Cinq des six accusés sont des journalistes, et dans le passé, tous les intellectuels ont eu des liens étroits avec les médias de l'opposition. Ahmet Altan est l'ancien rédacteur en chef du journal Taraf et son frère, Mehmet Altan, est un universitaire et journaliste qui a écrit pour Hurriyet.
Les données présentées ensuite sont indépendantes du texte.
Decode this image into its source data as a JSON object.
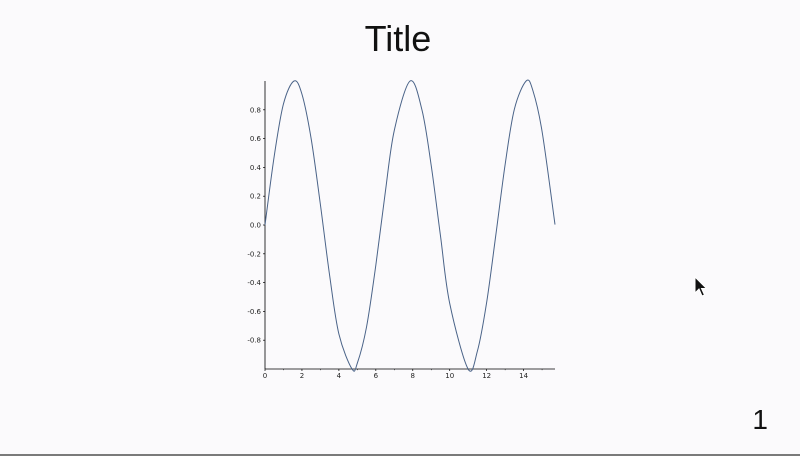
{
  "slide": {
    "title": "Title",
    "page_number": "1"
  },
  "colors": {
    "background": "#fbfafc",
    "line": "#4a6388",
    "axis": "#000000"
  },
  "chart_data": {
    "type": "line",
    "title": "",
    "xlabel": "",
    "ylabel": "",
    "function": "sin(x)",
    "xlim": [
      0,
      15.7
    ],
    "ylim": [
      -1,
      1
    ],
    "x_ticks": [
      0,
      2,
      4,
      6,
      8,
      10,
      12,
      14
    ],
    "y_ticks": [
      -0.8,
      -0.6,
      -0.4,
      -0.2,
      0.0,
      0.2,
      0.4,
      0.6,
      0.8
    ],
    "x_tick_labels": [
      "0",
      "2",
      "4",
      "6",
      "8",
      "10",
      "12",
      "14"
    ],
    "y_tick_labels": [
      "-0.8",
      "-0.6",
      "-0.4",
      "-0.2",
      "0.0",
      "0.2",
      "0.4",
      "0.6",
      "0.8"
    ],
    "grid": false,
    "series": [
      {
        "x": [
          0,
          0.5,
          1.0,
          1.5708,
          2.0,
          2.5,
          3.0,
          3.5,
          4.0,
          4.7124,
          5.0,
          5.5,
          6.0,
          6.5,
          7.0,
          7.854,
          8.5,
          9.0,
          9.5,
          10.0,
          10.9956,
          11.5,
          12.0,
          12.5,
          13.0,
          13.5,
          14.1372,
          14.5,
          15.0,
          15.7
        ],
        "y": [
          0.0,
          0.479,
          0.841,
          1.0,
          0.909,
          0.598,
          0.141,
          -0.351,
          -0.757,
          -1.0,
          -0.959,
          -0.706,
          -0.279,
          0.215,
          0.657,
          1.0,
          0.798,
          0.412,
          -0.075,
          -0.544,
          -1.0,
          -0.875,
          -0.537,
          -0.066,
          0.42,
          0.804,
          1.0,
          0.935,
          0.65,
          0.003
        ]
      }
    ]
  }
}
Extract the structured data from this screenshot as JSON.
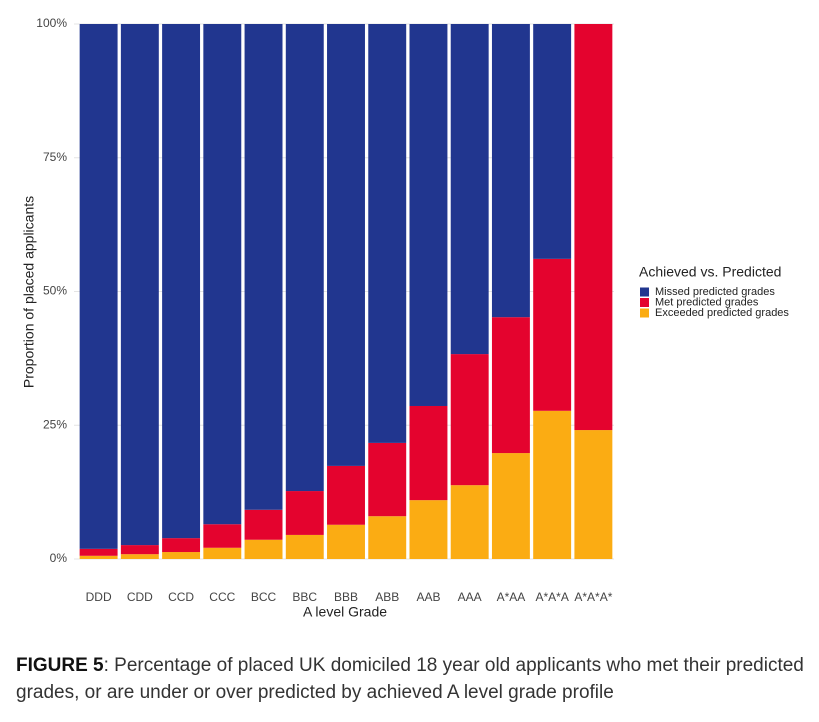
{
  "chart_data": {
    "type": "stacked_bar",
    "categories": [
      "DDD",
      "CDD",
      "CCD",
      "CCC",
      "BCC",
      "BBC",
      "BBB",
      "ABB",
      "AAB",
      "AAA",
      "A*AA",
      "A*A*A",
      "A*A*A*"
    ],
    "series": [
      {
        "name": "Missed predicted grades",
        "color": "#21368f",
        "values": [
          98.1,
          97.4,
          96.1,
          93.5,
          90.8,
          87.3,
          82.6,
          78.3,
          71.4,
          61.7,
          54.8,
          43.9,
          0
        ]
      },
      {
        "name": "Met predicted grades",
        "color": "#e4032e",
        "values": [
          1.3,
          1.7,
          2.6,
          4.4,
          5.6,
          8.2,
          11.0,
          13.7,
          17.6,
          24.5,
          25.4,
          28.4,
          75.9
        ]
      },
      {
        "name": "Exceeded predicted grades",
        "color": "#fbac13",
        "values": [
          0.6,
          0.9,
          1.3,
          2.1,
          3.6,
          4.5,
          6.4,
          8.0,
          11.0,
          13.8,
          19.8,
          27.7,
          24.1
        ]
      }
    ],
    "x_label": "A level Grade",
    "y_label": "Proportion of placed applicants",
    "legend_title": "Achieved vs. Predicted",
    "ylim": [
      0,
      100
    ],
    "yticks": [
      {
        "value": 0,
        "label": "0%"
      },
      {
        "value": 25,
        "label": "25%"
      },
      {
        "value": 50,
        "label": "50%"
      },
      {
        "value": 75,
        "label": "75%"
      },
      {
        "value": 100,
        "label": "100%"
      }
    ],
    "grid": true
  },
  "figure_caption": {
    "label": "FIGURE 5",
    "text": ": Percentage of placed UK domiciled 18 year old applicants who met their predicted grades, or are under or over predicted by achieved A level grade profile"
  }
}
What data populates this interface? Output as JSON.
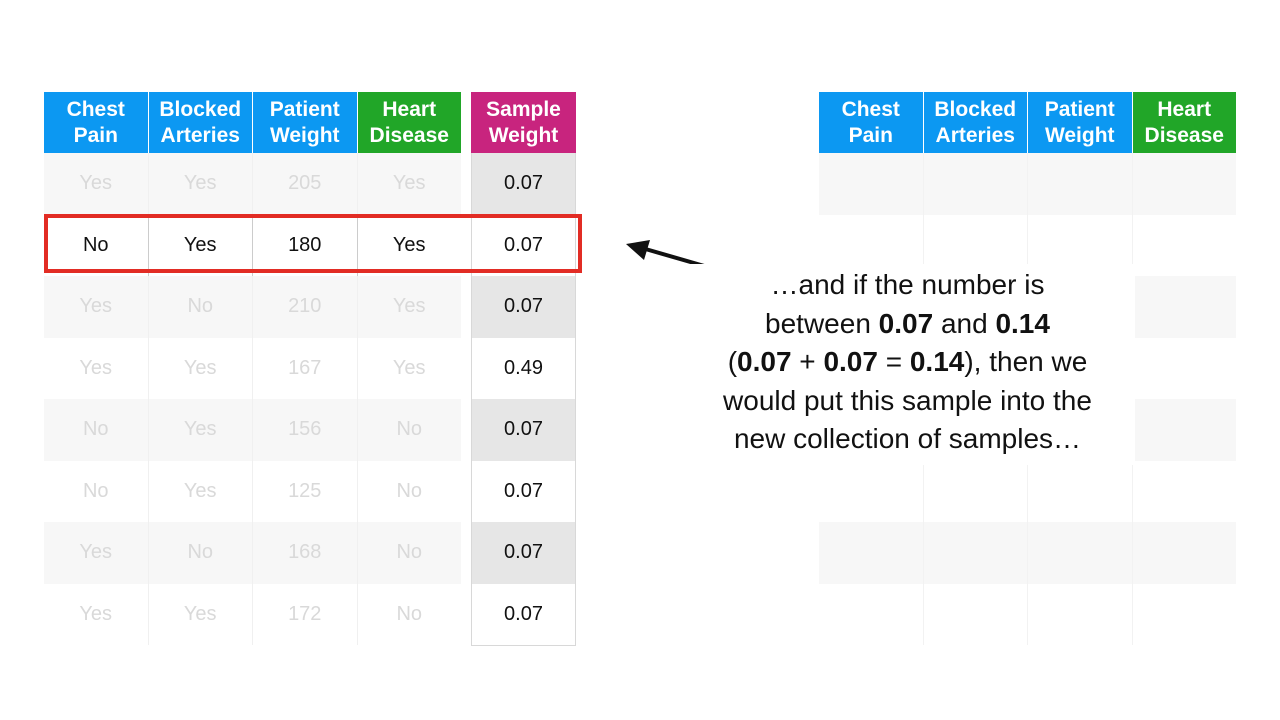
{
  "left_table": {
    "headers": [
      {
        "line1": "Chest",
        "line2": "Pain"
      },
      {
        "line1": "Blocked",
        "line2": "Arteries"
      },
      {
        "line1": "Patient",
        "line2": "Weight"
      },
      {
        "line1": "Heart",
        "line2": "Disease"
      }
    ],
    "rows": [
      [
        "Yes",
        "Yes",
        "205",
        "Yes"
      ],
      [
        "No",
        "Yes",
        "180",
        "Yes"
      ],
      [
        "Yes",
        "No",
        "210",
        "Yes"
      ],
      [
        "Yes",
        "Yes",
        "167",
        "Yes"
      ],
      [
        "No",
        "Yes",
        "156",
        "No"
      ],
      [
        "No",
        "Yes",
        "125",
        "No"
      ],
      [
        "Yes",
        "No",
        "168",
        "No"
      ],
      [
        "Yes",
        "Yes",
        "172",
        "No"
      ]
    ]
  },
  "weight_table": {
    "header": {
      "line1": "Sample",
      "line2": "Weight"
    },
    "values": [
      "0.07",
      "0.07",
      "0.07",
      "0.49",
      "0.07",
      "0.07",
      "0.07",
      "0.07"
    ]
  },
  "right_table": {
    "headers": [
      {
        "line1": "Chest",
        "line2": "Pain"
      },
      {
        "line1": "Blocked",
        "line2": "Arteries"
      },
      {
        "line1": "Patient",
        "line2": "Weight"
      },
      {
        "line1": "Heart",
        "line2": "Disease"
      }
    ]
  },
  "annotation": {
    "line1": "…and if the number is",
    "line2_pre": "between ",
    "line2_b1": "0.07",
    "line2_mid": " and ",
    "line2_b2": "0.14",
    "line3_open": "(",
    "line3_b1": "0.07",
    "line3_plus": " + ",
    "line3_b2": "0.07",
    "line3_eq": " = ",
    "line3_b3": "0.14",
    "line3_post": "), then we",
    "line4": "would put this sample into the",
    "line5": "new collection of samples…"
  },
  "colors": {
    "blue_header": "#0c98f2",
    "green_header": "#21a628",
    "magenta_header": "#c8247e",
    "highlight_red": "#e22c24"
  }
}
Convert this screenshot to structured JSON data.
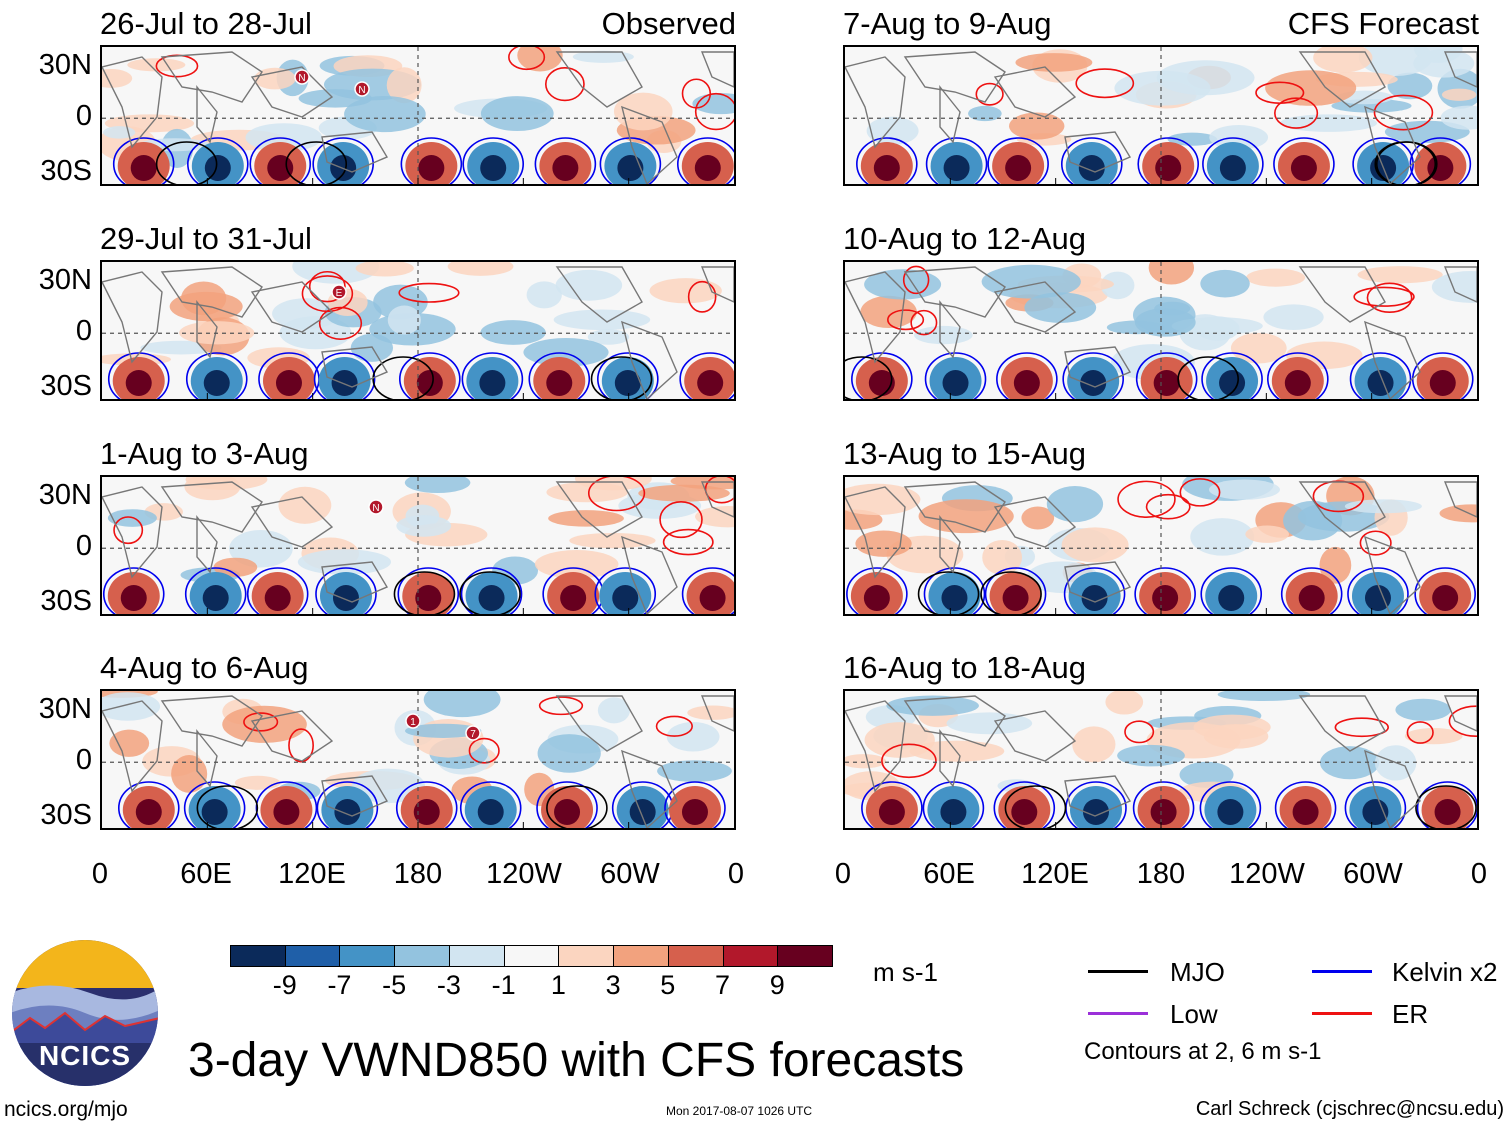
{
  "panels": [
    {
      "title": "26-Jul to 28-Jul",
      "tag": "Observed"
    },
    {
      "title": "29-Jul to 31-Jul",
      "tag": ""
    },
    {
      "title": "1-Aug to 3-Aug",
      "tag": ""
    },
    {
      "title": "4-Aug to 6-Aug",
      "tag": ""
    },
    {
      "title": "7-Aug to 9-Aug",
      "tag": "CFS Forecast"
    },
    {
      "title": "10-Aug to 12-Aug",
      "tag": ""
    },
    {
      "title": "13-Aug to 15-Aug",
      "tag": ""
    },
    {
      "title": "16-Aug to 18-Aug",
      "tag": ""
    }
  ],
  "lat_labels": [
    "30N",
    "0",
    "30S"
  ],
  "lon_labels": [
    "0",
    "60E",
    "120E",
    "180",
    "120W",
    "60W",
    "0"
  ],
  "colorbar": {
    "unit": "m s-1",
    "ticks": [
      "-9",
      "-7",
      "-5",
      "-3",
      "-1",
      "1",
      "3",
      "5",
      "7",
      "9"
    ],
    "colors": [
      "#0b2a5a",
      "#1f5fa8",
      "#4493c6",
      "#93c3df",
      "#d2e5f1",
      "#f7f7f7",
      "#fbd5c0",
      "#f2a27e",
      "#d6604d",
      "#b2182b",
      "#67001f"
    ]
  },
  "legend": {
    "items": [
      {
        "label": "MJO",
        "color": "#000000"
      },
      {
        "label": "Kelvin x2",
        "color": "#0000ee"
      },
      {
        "label": "Low",
        "color": "#9b30d9"
      },
      {
        "label": "ER",
        "color": "#ee1111"
      }
    ],
    "note": "Contours at 2, 6 m s-1"
  },
  "logo": {
    "text": "NCICS"
  },
  "main_title": "3-day VWND850 with CFS forecasts",
  "footer": {
    "left": "ncics.org/mjo",
    "center": "Mon 2017-08-07 1026 UTC",
    "right": "Carl Schreck (cjschrec@ncsu.edu)"
  },
  "storm_markers": [
    {
      "panel": 0,
      "labels": [
        "N",
        "N"
      ]
    },
    {
      "panel": 1,
      "labels": [
        "E"
      ]
    },
    {
      "panel": 2,
      "labels": [
        "N"
      ]
    },
    {
      "panel": 3,
      "labels": [
        "1",
        "7"
      ]
    }
  ]
}
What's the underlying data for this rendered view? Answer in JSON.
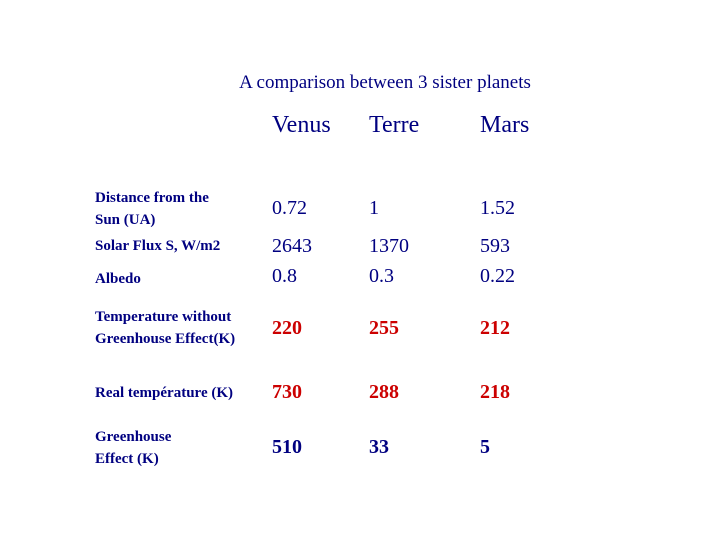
{
  "title": "A comparison between 3 sister planets",
  "table": {
    "columns": [
      "Venus",
      "Terre",
      "Mars"
    ],
    "rows": [
      {
        "label_lines": [
          "Distance from the",
          "Sun (UA)"
        ],
        "values": [
          0.72,
          1,
          1.52
        ]
      },
      {
        "label_lines": [
          "Solar Flux S, W/m2"
        ],
        "values": [
          2643,
          1370,
          593
        ]
      },
      {
        "label_lines": [
          "Albedo"
        ],
        "values": [
          0.8,
          0.3,
          0.22
        ]
      },
      {
        "label_lines": [
          "Temperature without",
          "Greenhouse Effect(K)"
        ],
        "values": [
          220,
          255,
          212
        ]
      },
      {
        "label_lines": [
          "Real température (K)"
        ],
        "values": [
          730,
          288,
          218
        ]
      },
      {
        "label_lines": [
          "Greenhouse",
          "Effect  (K)"
        ],
        "values": [
          510,
          33,
          5
        ]
      }
    ]
  }
}
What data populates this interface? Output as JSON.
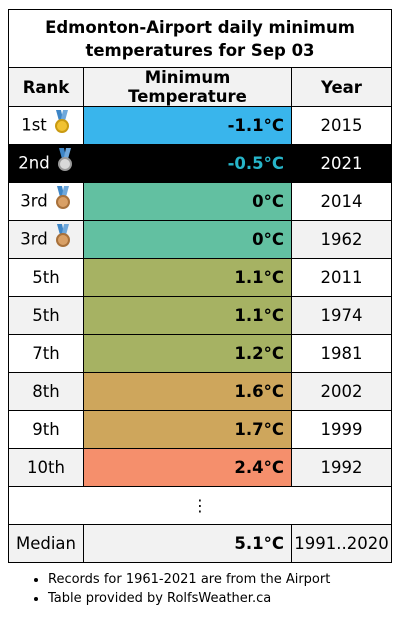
{
  "title": "Edmonton-Airport daily minimum temperatures for Sep 03",
  "columns": {
    "rank": "Rank",
    "temp": "Minimum Temperature",
    "year": "Year"
  },
  "rows": [
    {
      "rank": "1st",
      "temp": "-1.1°C",
      "year": "2015",
      "medal": "gold",
      "color": "#39b5ec"
    },
    {
      "rank": "2nd",
      "temp": "-0.5°C",
      "year": "2021",
      "medal": "silver",
      "color": "#000000"
    },
    {
      "rank": "3rd",
      "temp": "0°C",
      "year": "2014",
      "medal": "bronze",
      "color": "#62c0a1"
    },
    {
      "rank": "3rd",
      "temp": "0°C",
      "year": "1962",
      "medal": "bronze",
      "color": "#62c0a1"
    },
    {
      "rank": "5th",
      "temp": "1.1°C",
      "year": "2011",
      "medal": "",
      "color": "#a6b263"
    },
    {
      "rank": "5th",
      "temp": "1.1°C",
      "year": "1974",
      "medal": "",
      "color": "#a6b263"
    },
    {
      "rank": "7th",
      "temp": "1.2°C",
      "year": "1981",
      "medal": "",
      "color": "#a6b263"
    },
    {
      "rank": "8th",
      "temp": "1.6°C",
      "year": "2002",
      "medal": "",
      "color": "#cea65c"
    },
    {
      "rank": "9th",
      "temp": "1.7°C",
      "year": "1999",
      "medal": "",
      "color": "#cea65c"
    },
    {
      "rank": "10th",
      "temp": "2.4°C",
      "year": "1992",
      "medal": "",
      "color": "#f58f6c"
    }
  ],
  "ellipsis": "⋮",
  "median": {
    "label": "Median",
    "temp": "5.1°C",
    "years": "1991..2020"
  },
  "notes": [
    "Records for 1961-2021 are from the Airport",
    "Table provided by RolfsWeather.ca"
  ]
}
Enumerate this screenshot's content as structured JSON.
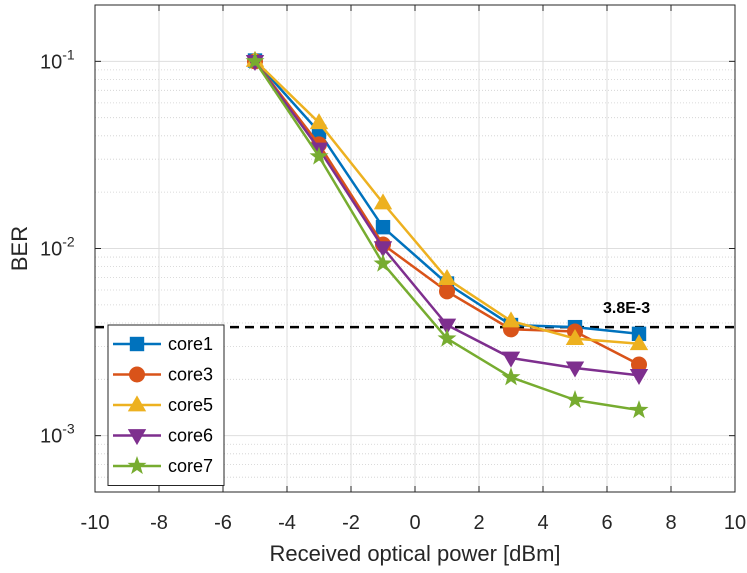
{
  "chart_data": {
    "type": "line",
    "title": "",
    "xlabel": "Received optical power [dBm]",
    "ylabel": "BER",
    "xlim": [
      -10,
      10
    ],
    "ylim": [
      0.0005,
      0.2
    ],
    "yscale": "log",
    "grid": true,
    "x_ticks": [
      -10,
      -8,
      -6,
      -4,
      -2,
      0,
      2,
      4,
      6,
      8,
      10
    ],
    "x_tick_labels": [
      "-10",
      "-8",
      "-6",
      "-4",
      "-2",
      "0",
      "2",
      "4",
      "6",
      "8",
      "10"
    ],
    "y_ticks": [
      0.001,
      0.01,
      0.1
    ],
    "y_tick_labels": [
      {
        "base": "10",
        "exp": "-3"
      },
      {
        "base": "10",
        "exp": "-2"
      },
      {
        "base": "10",
        "exp": "-1"
      }
    ],
    "x": [
      -5,
      -3,
      -1,
      1,
      3,
      5,
      7
    ],
    "series": [
      {
        "name": "core1",
        "color": "#0072BD",
        "marker": "square",
        "values": [
          0.101,
          0.042,
          0.013,
          0.0065,
          0.0039,
          0.0038,
          0.0035
        ]
      },
      {
        "name": "core3",
        "color": "#D95319",
        "marker": "circle",
        "values": [
          0.1,
          0.036,
          0.0105,
          0.0059,
          0.0037,
          0.0036,
          0.0024
        ]
      },
      {
        "name": "core5",
        "color": "#EDB120",
        "marker": "triangle-up",
        "values": [
          0.101,
          0.047,
          0.0175,
          0.0069,
          0.0041,
          0.0033,
          0.0031
        ]
      },
      {
        "name": "core6",
        "color": "#7E2F8E",
        "marker": "triangle-down",
        "values": [
          0.1,
          0.034,
          0.0101,
          0.0039,
          0.0026,
          0.0023,
          0.0021
        ]
      },
      {
        "name": "core7",
        "color": "#77AC30",
        "marker": "star",
        "values": [
          0.1,
          0.031,
          0.0083,
          0.0033,
          0.00205,
          0.00155,
          0.00137
        ]
      }
    ],
    "threshold": {
      "value": 0.0038,
      "label": "3.8E-3",
      "style": "dashed",
      "color": "#000000"
    },
    "legend": {
      "position": "bottom-left"
    }
  }
}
Nazli Ilıcak [fr] a également écrit pour Hurriyet en plus d'autres journaux, et a brièvement été élue députée pour le Parti de la vertu.

Yakup Şimşek and Fevzi Yazıcı ont travaillé avec le journal Zaman [fr], qui était l'un des plus grands quotidiens indépendants de Turquie jusqu'en 2016, date à laquelle le gouvernement a saisi ses activités, alléguant que le journal avait des liens avec l’ecclésiastique turc Fethullah Gülen [fr].

L’agence Anadolu a rapporté que six personnes avaient été condamnées pour avoir tenté de renverser l'ordre constitutionnel et pour avoir communiqué avec des associés de Gülen, que la Turquie blâme pour le coup d'État raté de juillet 2016.

En plus de ces menaces juridiques, tous ces journalistes ont été victimes de harcèlement extrajuridique. En 2017, le président Erdogan a qualifié Deniz Yucel de terroriste dans un de ses discours télévisés.

J'ai filmé ce discours il y a un an. Deniz est enfin libre. Je souhaite la même chose à mes autres amis journalistes qui n’ont pas la nationalité allemande.

Traduction de la vidéo : Ils cachent ce terroriste allemand, cet espion, à l'ambassade. Ils l'ont caché pendant un mois. Et la chancelière allemande me l'a réclamé. Elle a dit de le relâcher. Je lui ai dit que nous avions un pouvoir judiciaire indépendant. Tout comme votre système judiciaire est indépendant, le mien l'est aussi. C'est l’objectif [du système judiciaire]. C'est pourquoi je suis désolé de vous dire que vous ne nous les enlèverez pas. Finalement, il a été traduit en justice. Il a été arrêté. Pourquoi ? Parce que c'est un terroriste espion. Peu importe qu'il soit citoyen allemand. Peu importe qui vous êtes, si vous répandez la terreur en Turquie, si ce sont des espions secrets, ils en paieront le prix.

Les supporters en Turquie et dans le monde entier ont tweeté leur choc lorsqu’ils ont appris cette décision :

Le verdict d'aujourd'hui et les condamnations à perpétuité sans libération conditionnelle pour Ahmet Altan, Mehmet Altan et Nazli Ilicak marquent l’apogée de la désintégration de l'État de droit en Turquie. La Cour européenne des droits de l'homme doit agir.

Alors que Ahmet Altan, Mehmet Altan and Nazlı Ilıcak sont condamnés à des « peines d'emprisonnement à perpétuité aggravées », cette condamnation mérite qu'on se rappelle de quoi elle retourne.

Il s'agit d'une détention à perpétuité sans possibilité de libération conditionnelle, en isolement jusqu'à 23 heures par jour. Pour toujours et à jamais, amen.

Le 12 février, Ahmet et Mehmet Altan ont tous deux été expulsés du palais de justice pour avoir demandé la lecture de la décision de la Cour constitutionnelle qui avait décidé de les libérer en janvier. Les deux frères ont exigé que la décision, qui avait été annulée dans les 24 heures par le jugement de la 27ème Haute Cour, soit consignée au procès-verbal.

Le lendemain, le 13 février, Ahmet Altan, s'exprimant depuis la prison de haute sécurité par liaison vidéo, a déclaré ce qui suit pour sa défense :

Those in political power no longer fear generals. But they do fear writers. They fear pens, not guns. Because pens can reach where guns cannot: into the conscience of a society.

Les détenteurs du pouvoir politique n'ont plus peur des généraux. Mais ils ont peur des écrivains. Ils craignent les stylos, pas les armes. Parce que les stylos peuvent atteindre ce que les armes ne peuvent pas : la conscience d'une société.

Lorsque le verdict a été rendu aux frères Altan, un observateur a déclaré que des larmes et des cris ont envahi la salle d'audience.

Pendant ce temps, au moins quatre autres citoyens turco-allemands sont derrière les barreaux en Turquie, alors que le nombre total de journalistes et d'écrivains emprisonnés depuis le coup d'État a maintenant dépassé les 150.